While you won’t be paying your attorneys to spend weeks sitting in a conference room digging through boxes, e-discovery has its own challenges. Computers and servers hold a staggering amount of electronic information which is all subject to discovery. Identifying relevant data and searching through this information can be very time consuming for both your staff and your legal counsel.

The Federal Rules of Civil Procedure (FRCP) were revised in 2015 to limit the scope of e-discovery based on proportionality and to lighten the burden of preserving electronic information subject to discovery. While the courts have recognized the challenges presented by e-discovery and have attempted to write into the FRCP a degree of balance between costs and the necessity of finding evidence, the fact remains that complying with e-discovery demands is challenging.
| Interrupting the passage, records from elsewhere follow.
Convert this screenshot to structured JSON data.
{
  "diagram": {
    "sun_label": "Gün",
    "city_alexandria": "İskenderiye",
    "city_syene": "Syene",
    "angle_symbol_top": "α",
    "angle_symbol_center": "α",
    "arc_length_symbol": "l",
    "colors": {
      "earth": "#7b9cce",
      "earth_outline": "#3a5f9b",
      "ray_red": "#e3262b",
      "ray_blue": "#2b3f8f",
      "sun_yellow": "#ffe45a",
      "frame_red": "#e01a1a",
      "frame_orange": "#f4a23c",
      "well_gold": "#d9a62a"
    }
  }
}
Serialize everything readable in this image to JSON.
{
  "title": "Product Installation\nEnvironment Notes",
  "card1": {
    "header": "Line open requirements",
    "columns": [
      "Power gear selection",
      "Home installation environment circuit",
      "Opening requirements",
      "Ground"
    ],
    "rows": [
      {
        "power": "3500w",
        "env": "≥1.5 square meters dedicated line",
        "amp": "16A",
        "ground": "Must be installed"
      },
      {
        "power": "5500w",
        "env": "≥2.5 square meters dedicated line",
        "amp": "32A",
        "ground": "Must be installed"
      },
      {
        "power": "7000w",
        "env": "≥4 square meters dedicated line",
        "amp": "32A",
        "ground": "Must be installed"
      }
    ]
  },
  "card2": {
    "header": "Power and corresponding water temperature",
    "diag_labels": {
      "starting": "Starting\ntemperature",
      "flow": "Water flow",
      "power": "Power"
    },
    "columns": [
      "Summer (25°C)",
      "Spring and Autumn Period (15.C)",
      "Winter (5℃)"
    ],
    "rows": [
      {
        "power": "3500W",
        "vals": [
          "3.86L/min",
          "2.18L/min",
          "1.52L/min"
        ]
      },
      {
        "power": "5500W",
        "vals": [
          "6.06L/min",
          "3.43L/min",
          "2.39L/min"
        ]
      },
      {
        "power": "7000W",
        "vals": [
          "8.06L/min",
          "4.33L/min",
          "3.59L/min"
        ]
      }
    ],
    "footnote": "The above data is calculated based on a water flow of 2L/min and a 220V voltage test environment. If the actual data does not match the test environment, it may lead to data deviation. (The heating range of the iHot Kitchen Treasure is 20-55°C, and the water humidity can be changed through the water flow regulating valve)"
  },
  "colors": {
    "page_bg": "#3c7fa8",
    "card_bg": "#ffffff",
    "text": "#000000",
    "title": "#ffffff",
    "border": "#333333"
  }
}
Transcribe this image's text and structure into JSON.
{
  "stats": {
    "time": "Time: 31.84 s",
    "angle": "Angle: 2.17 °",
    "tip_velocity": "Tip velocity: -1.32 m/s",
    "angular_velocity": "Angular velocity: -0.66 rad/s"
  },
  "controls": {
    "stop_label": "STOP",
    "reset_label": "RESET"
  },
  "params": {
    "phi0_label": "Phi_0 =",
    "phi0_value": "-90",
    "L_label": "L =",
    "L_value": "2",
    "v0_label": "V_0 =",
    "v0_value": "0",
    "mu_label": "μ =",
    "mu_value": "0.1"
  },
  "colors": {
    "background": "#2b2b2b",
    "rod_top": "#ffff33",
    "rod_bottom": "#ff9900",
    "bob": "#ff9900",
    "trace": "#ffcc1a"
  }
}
Your introduction to discovery in a federal litigation will usually be by way of a letter known as a litigation hold letter. This letter advises you of your company’s responsibility to preserve all electronically stored information (ESI). It will advise you to refrain from routine destruction, to preserve metadata, and to protect information that is located on home computers, laptops, cellular data and online accounts. The letter may even require that you obtain signatures from members of management, indicating they have read the letter and agree to abide by it. If a company willfully destroys relevant ESI, it will be subject to sanctions, not the foot you want to put forward in front of a judge who will be deciding your case.
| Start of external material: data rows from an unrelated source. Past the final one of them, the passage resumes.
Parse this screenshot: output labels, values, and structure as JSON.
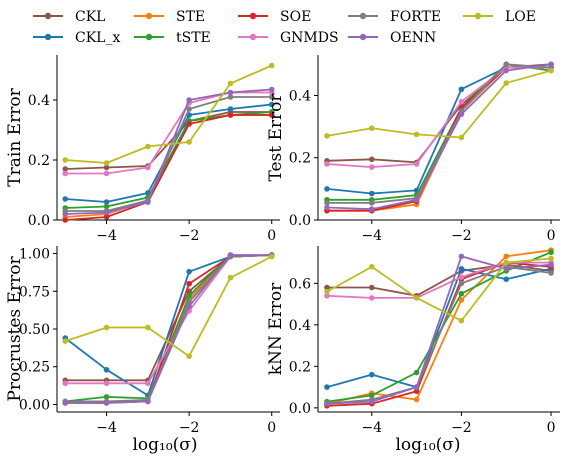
{
  "legend": {
    "items": [
      {
        "name": "CKL",
        "color": "#8c564b"
      },
      {
        "name": "STE",
        "color": "#ff7f0e"
      },
      {
        "name": "SOE",
        "color": "#d62728"
      },
      {
        "name": "FORTE",
        "color": "#7f7f7f"
      },
      {
        "name": "LOE",
        "color": "#bcbd22"
      },
      {
        "name": "CKL_x",
        "color": "#1f77b4"
      },
      {
        "name": "tSTE",
        "color": "#2ca02c"
      },
      {
        "name": "GNMDS",
        "color": "#e377c2"
      },
      {
        "name": "OENN",
        "color": "#9467bd"
      }
    ]
  },
  "xlabel": "log₁₀(σ)",
  "chart_data": [
    {
      "type": "line",
      "ylabel": "Train Error",
      "x": [
        -5,
        -4,
        -3,
        -2,
        -1,
        0
      ],
      "xlim": [
        -5.2,
        0.2
      ],
      "ylim": [
        0,
        0.55
      ],
      "xticks": [
        -4,
        -2,
        0
      ],
      "yticks": [
        0.0,
        0.2,
        0.4
      ],
      "xtick_labels": [
        "−4",
        "−2",
        "0"
      ],
      "ytick_labels": [
        "0.0",
        "0.2",
        "0.4"
      ],
      "series": [
        {
          "name": "CKL",
          "color": "#8c564b",
          "values": [
            0.17,
            0.175,
            0.18,
            0.33,
            0.36,
            0.36
          ]
        },
        {
          "name": "CKL_x",
          "color": "#1f77b4",
          "values": [
            0.07,
            0.06,
            0.09,
            0.35,
            0.37,
            0.385
          ]
        },
        {
          "name": "STE",
          "color": "#ff7f0e",
          "values": [
            0.01,
            0.02,
            0.065,
            0.33,
            0.35,
            0.35
          ]
        },
        {
          "name": "tSTE",
          "color": "#2ca02c",
          "values": [
            0.04,
            0.045,
            0.075,
            0.33,
            0.35,
            0.36
          ]
        },
        {
          "name": "SOE",
          "color": "#d62728",
          "values": [
            0.0,
            0.01,
            0.06,
            0.32,
            0.35,
            0.35
          ]
        },
        {
          "name": "GNMDS",
          "color": "#e377c2",
          "values": [
            0.155,
            0.155,
            0.175,
            0.39,
            0.425,
            0.425
          ]
        },
        {
          "name": "FORTE",
          "color": "#7f7f7f",
          "values": [
            0.03,
            0.03,
            0.065,
            0.37,
            0.41,
            0.41
          ]
        },
        {
          "name": "OENN",
          "color": "#9467bd",
          "values": [
            0.02,
            0.025,
            0.06,
            0.4,
            0.425,
            0.435
          ]
        },
        {
          "name": "LOE",
          "color": "#bcbd22",
          "values": [
            0.2,
            0.19,
            0.245,
            0.26,
            0.455,
            0.515
          ]
        }
      ]
    },
    {
      "type": "line",
      "ylabel": "Test Error",
      "x": [
        -5,
        -4,
        -3,
        -2,
        -1,
        0
      ],
      "xlim": [
        -5.2,
        0.2
      ],
      "ylim": [
        0,
        0.53
      ],
      "xticks": [
        -4,
        -2,
        0
      ],
      "yticks": [
        0.0,
        0.2,
        0.4
      ],
      "xtick_labels": [
        "−4",
        "−2",
        "0"
      ],
      "ytick_labels": [
        "0.0",
        "0.2",
        "0.4"
      ],
      "series": [
        {
          "name": "CKL",
          "color": "#8c564b",
          "values": [
            0.19,
            0.195,
            0.185,
            0.37,
            0.49,
            0.5
          ]
        },
        {
          "name": "CKL_x",
          "color": "#1f77b4",
          "values": [
            0.1,
            0.085,
            0.095,
            0.42,
            0.49,
            0.49
          ]
        },
        {
          "name": "STE",
          "color": "#ff7f0e",
          "values": [
            0.03,
            0.03,
            0.05,
            0.35,
            0.49,
            0.49
          ]
        },
        {
          "name": "tSTE",
          "color": "#2ca02c",
          "values": [
            0.065,
            0.065,
            0.08,
            0.36,
            0.5,
            0.48
          ]
        },
        {
          "name": "SOE",
          "color": "#d62728",
          "values": [
            0.03,
            0.03,
            0.06,
            0.36,
            0.49,
            0.49
          ]
        },
        {
          "name": "GNMDS",
          "color": "#e377c2",
          "values": [
            0.18,
            0.17,
            0.18,
            0.38,
            0.49,
            0.49
          ]
        },
        {
          "name": "FORTE",
          "color": "#7f7f7f",
          "values": [
            0.055,
            0.055,
            0.07,
            0.35,
            0.5,
            0.49
          ]
        },
        {
          "name": "OENN",
          "color": "#9467bd",
          "values": [
            0.04,
            0.035,
            0.065,
            0.34,
            0.48,
            0.5
          ]
        },
        {
          "name": "LOE",
          "color": "#bcbd22",
          "values": [
            0.27,
            0.295,
            0.275,
            0.265,
            0.44,
            0.48
          ]
        }
      ]
    },
    {
      "type": "line",
      "ylabel": "Procrustes Error",
      "x": [
        -5,
        -4,
        -3,
        -2,
        -1,
        0
      ],
      "xlim": [
        -5.2,
        0.2
      ],
      "ylim": [
        -0.05,
        1.05
      ],
      "xticks": [
        -4,
        -2,
        0
      ],
      "yticks": [
        0.0,
        0.25,
        0.5,
        0.75,
        1.0
      ],
      "xtick_labels": [
        "−4",
        "−2",
        "0"
      ],
      "ytick_labels": [
        "0.00",
        "0.25",
        "0.50",
        "0.75",
        "1.00"
      ],
      "series": [
        {
          "name": "CKL",
          "color": "#8c564b",
          "values": [
            0.16,
            0.16,
            0.16,
            0.75,
            0.98,
            0.99
          ]
        },
        {
          "name": "CKL_x",
          "color": "#1f77b4",
          "values": [
            0.44,
            0.23,
            0.06,
            0.88,
            0.98,
            0.99
          ]
        },
        {
          "name": "STE",
          "color": "#ff7f0e",
          "values": [
            0.01,
            0.01,
            0.02,
            0.7,
            0.98,
            0.99
          ]
        },
        {
          "name": "tSTE",
          "color": "#2ca02c",
          "values": [
            0.02,
            0.05,
            0.04,
            0.72,
            0.99,
            0.99
          ]
        },
        {
          "name": "SOE",
          "color": "#d62728",
          "values": [
            0.01,
            0.01,
            0.02,
            0.8,
            0.98,
            0.99
          ]
        },
        {
          "name": "GNMDS",
          "color": "#e377c2",
          "values": [
            0.14,
            0.14,
            0.14,
            0.62,
            0.98,
            0.99
          ]
        },
        {
          "name": "FORTE",
          "color": "#7f7f7f",
          "values": [
            0.02,
            0.02,
            0.03,
            0.68,
            0.98,
            0.99
          ]
        },
        {
          "name": "OENN",
          "color": "#9467bd",
          "values": [
            0.01,
            0.01,
            0.02,
            0.65,
            0.99,
            0.99
          ]
        },
        {
          "name": "LOE",
          "color": "#bcbd22",
          "values": [
            0.42,
            0.51,
            0.51,
            0.32,
            0.84,
            0.98
          ]
        }
      ]
    },
    {
      "type": "line",
      "ylabel": "kNN Error",
      "x": [
        -5,
        -4,
        -3,
        -2,
        -1,
        0
      ],
      "xlim": [
        -5.2,
        0.2
      ],
      "ylim": [
        -0.02,
        0.78
      ],
      "xticks": [
        -4,
        -2,
        0
      ],
      "yticks": [
        0.0,
        0.2,
        0.4,
        0.6
      ],
      "xtick_labels": [
        "−4",
        "−2",
        "0"
      ],
      "ytick_labels": [
        "0.0",
        "0.2",
        "0.4",
        "0.6"
      ],
      "series": [
        {
          "name": "CKL",
          "color": "#8c564b",
          "values": [
            0.58,
            0.58,
            0.54,
            0.66,
            0.69,
            0.66
          ]
        },
        {
          "name": "CKL_x",
          "color": "#1f77b4",
          "values": [
            0.1,
            0.16,
            0.1,
            0.67,
            0.62,
            0.67
          ]
        },
        {
          "name": "STE",
          "color": "#ff7f0e",
          "values": [
            0.02,
            0.07,
            0.04,
            0.52,
            0.73,
            0.76
          ]
        },
        {
          "name": "tSTE",
          "color": "#2ca02c",
          "values": [
            0.03,
            0.06,
            0.17,
            0.55,
            0.66,
            0.75
          ]
        },
        {
          "name": "SOE",
          "color": "#d62728",
          "values": [
            0.01,
            0.02,
            0.08,
            0.62,
            0.7,
            0.68
          ]
        },
        {
          "name": "GNMDS",
          "color": "#e377c2",
          "values": [
            0.54,
            0.53,
            0.53,
            0.63,
            0.7,
            0.7
          ]
        },
        {
          "name": "FORTE",
          "color": "#7f7f7f",
          "values": [
            0.02,
            0.04,
            0.1,
            0.6,
            0.68,
            0.65
          ]
        },
        {
          "name": "OENN",
          "color": "#9467bd",
          "values": [
            0.02,
            0.03,
            0.1,
            0.73,
            0.67,
            0.69
          ]
        },
        {
          "name": "LOE",
          "color": "#bcbd22",
          "values": [
            0.56,
            0.68,
            0.53,
            0.42,
            0.7,
            0.72
          ]
        }
      ]
    }
  ]
}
The next time you hear from your attorney on the issue of discovery will be in preparation for the “meet and confer.” This is a conference required by FRCP 26(f) where counsel meet to discuss the bounds of discovery. For example, the parties will discuss initial disclosures, confidentiality of information produced, handling privileged information, and initial search terms and key words. To attend this meeting, your attorney must know which employees are most likely to have relevant information in regard to the lawsuit, how your company stores and preserves ESI, where your company stores ESI, and the capabilities of your company’s IT department to perform searches to gather relevant information.

After the meet and confer, the parties to the lawsuit will exchange discovery demands; i.e., interrogatories, request to produce documents, and request for admissions. Your attorney will review these discovery demands and discuss them with you. It is your job to answer these questions to the best of your knowledge.
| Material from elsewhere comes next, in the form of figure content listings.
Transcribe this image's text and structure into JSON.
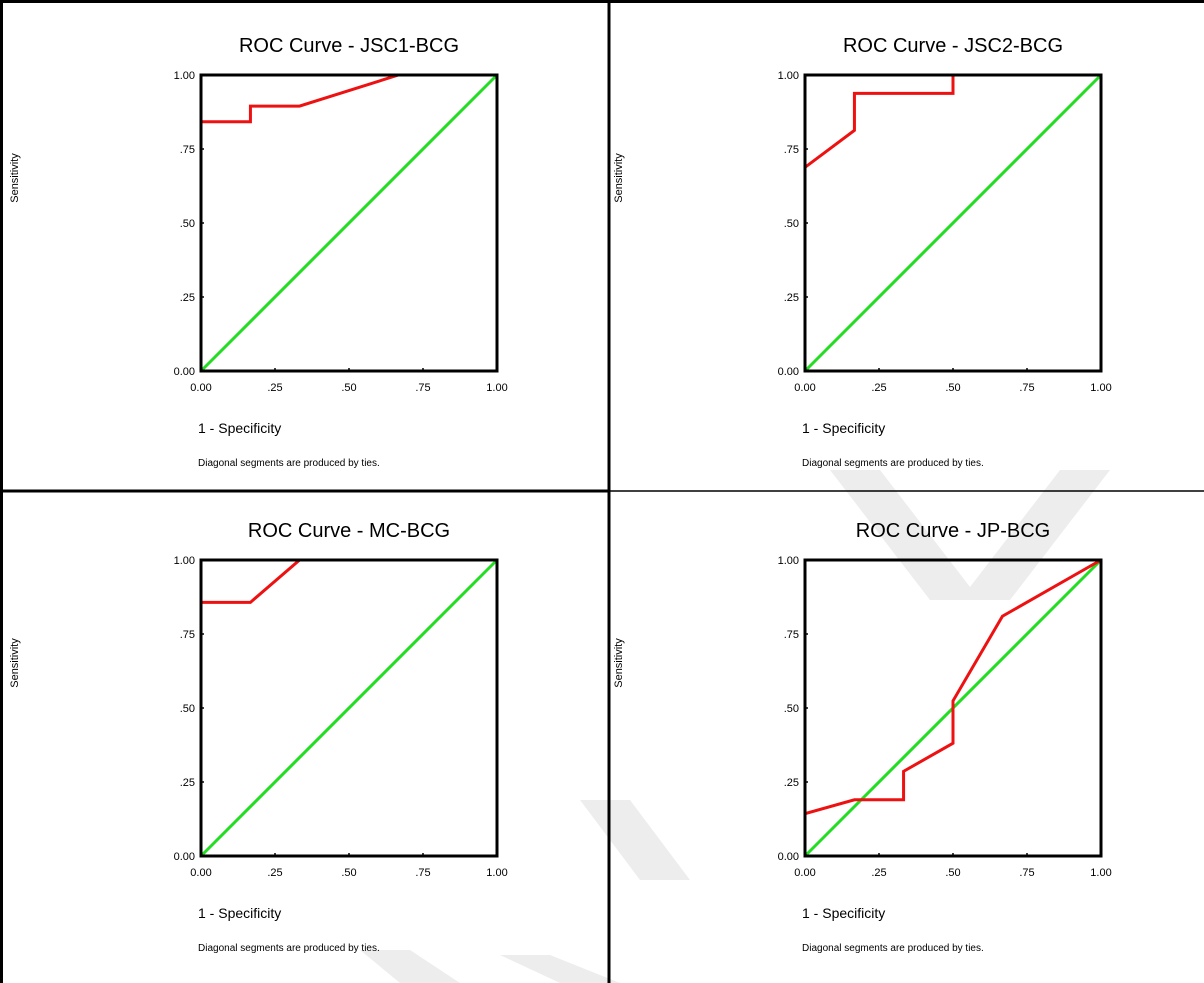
{
  "footnote": "Diagonal segments are produced by ties.",
  "colors": {
    "roc_curve": "#ee1111",
    "reference_line": "#22dd22",
    "frame": "#000000",
    "watermark": "#ededed"
  },
  "chart_data": [
    {
      "type": "line",
      "title": "ROC Curve - JSC1-BCG",
      "xlabel": "1 - Specificity",
      "ylabel": "Sensitivity",
      "xlim": [
        0,
        1
      ],
      "ylim": [
        0,
        1
      ],
      "x_ticks": [
        "0.00",
        ".25",
        ".50",
        ".75",
        "1.00"
      ],
      "y_ticks": [
        "0.00",
        ".25",
        ".50",
        ".75",
        "1.00"
      ],
      "grid": false,
      "series": [
        {
          "role": "roc",
          "color": "#ee1111",
          "x": [
            0,
            0,
            0.167,
            0.167,
            0.333,
            0.667,
            1.0
          ],
          "y": [
            0,
            0.842,
            0.842,
            0.895,
            0.895,
            1.0,
            1.0
          ]
        },
        {
          "role": "reference",
          "color": "#22dd22",
          "x": [
            0,
            1
          ],
          "y": [
            0,
            1
          ]
        }
      ]
    },
    {
      "type": "line",
      "title": "ROC Curve - JSC2-BCG",
      "xlabel": "1 - Specificity",
      "ylabel": "Sensitivity",
      "xlim": [
        0,
        1
      ],
      "ylim": [
        0,
        1
      ],
      "x_ticks": [
        "0.00",
        ".25",
        ".50",
        ".75",
        "1.00"
      ],
      "y_ticks": [
        "0.00",
        ".25",
        ".50",
        ".75",
        "1.00"
      ],
      "grid": false,
      "series": [
        {
          "role": "roc",
          "color": "#ee1111",
          "x": [
            0,
            0,
            0.167,
            0.167,
            0.5,
            0.5,
            1.0
          ],
          "y": [
            0,
            0.688,
            0.813,
            0.938,
            0.938,
            1.0,
            1.0
          ]
        },
        {
          "role": "reference",
          "color": "#22dd22",
          "x": [
            0,
            1
          ],
          "y": [
            0,
            1
          ]
        }
      ]
    },
    {
      "type": "line",
      "title": "ROC Curve - MC-BCG",
      "xlabel": "1 - Specificity",
      "ylabel": "Sensitivity",
      "xlim": [
        0,
        1
      ],
      "ylim": [
        0,
        1
      ],
      "x_ticks": [
        "0.00",
        ".25",
        ".50",
        ".75",
        "1.00"
      ],
      "y_ticks": [
        "0.00",
        ".25",
        ".50",
        ".75",
        "1.00"
      ],
      "grid": false,
      "series": [
        {
          "role": "roc",
          "color": "#ee1111",
          "x": [
            0,
            0,
            0.167,
            0.333,
            1.0
          ],
          "y": [
            0,
            0.857,
            0.857,
            1.0,
            1.0
          ]
        },
        {
          "role": "reference",
          "color": "#22dd22",
          "x": [
            0,
            1
          ],
          "y": [
            0,
            1
          ]
        }
      ]
    },
    {
      "type": "line",
      "title": "ROC Curve - JP-BCG",
      "xlabel": "1 - Specificity",
      "ylabel": "Sensitivity",
      "xlim": [
        0,
        1
      ],
      "ylim": [
        0,
        1
      ],
      "x_ticks": [
        "0.00",
        ".25",
        ".50",
        ".75",
        "1.00"
      ],
      "y_ticks": [
        "0.00",
        ".25",
        ".50",
        ".75",
        "1.00"
      ],
      "grid": false,
      "series": [
        {
          "role": "roc",
          "color": "#ee1111",
          "x": [
            0,
            0,
            0.167,
            0.333,
            0.333,
            0.5,
            0.5,
            0.667,
            1.0
          ],
          "y": [
            0,
            0.143,
            0.19,
            0.19,
            0.286,
            0.381,
            0.524,
            0.81,
            1.0
          ]
        },
        {
          "role": "reference",
          "color": "#22dd22",
          "x": [
            0,
            1
          ],
          "y": [
            0,
            1
          ]
        }
      ]
    }
  ]
}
The request to produce documents will require cooperation with your IT department. The search terms and employees with knowledge, also referred to as custodians, discussed at the meet and confer will come into play. The discovery demands will likely identify Boolean searches that your IT team will need to perform on your company’s servers and computers in an effort to identify all relevant information to be produced.

Your attorney will take that information and review it using technology-assisted review (TAR) to fine-tune what is relevant and what is not relevant, and to redact or mark both confidential and privileged information. TAR uses a computerized process with machine learning algorithms to distinguish relevant and non-relevant information so that thousands of pages of documents can be reviewed in minutes rather than days. TAR has become very common and cost-effective in the last several years. Sometimes your attorney will recommend a third party with TAR and e-discovery expertise to assist or take-over the search and production of discovery.

The discovery process can take months and sometimes longer than a year. It is important for your company to understand what is involved to make the process more efficient and cost-effective. While this article is a broad brush stroke of what’s involved, your legal counsel will be able to provide greater detail scaled to the needs of your company.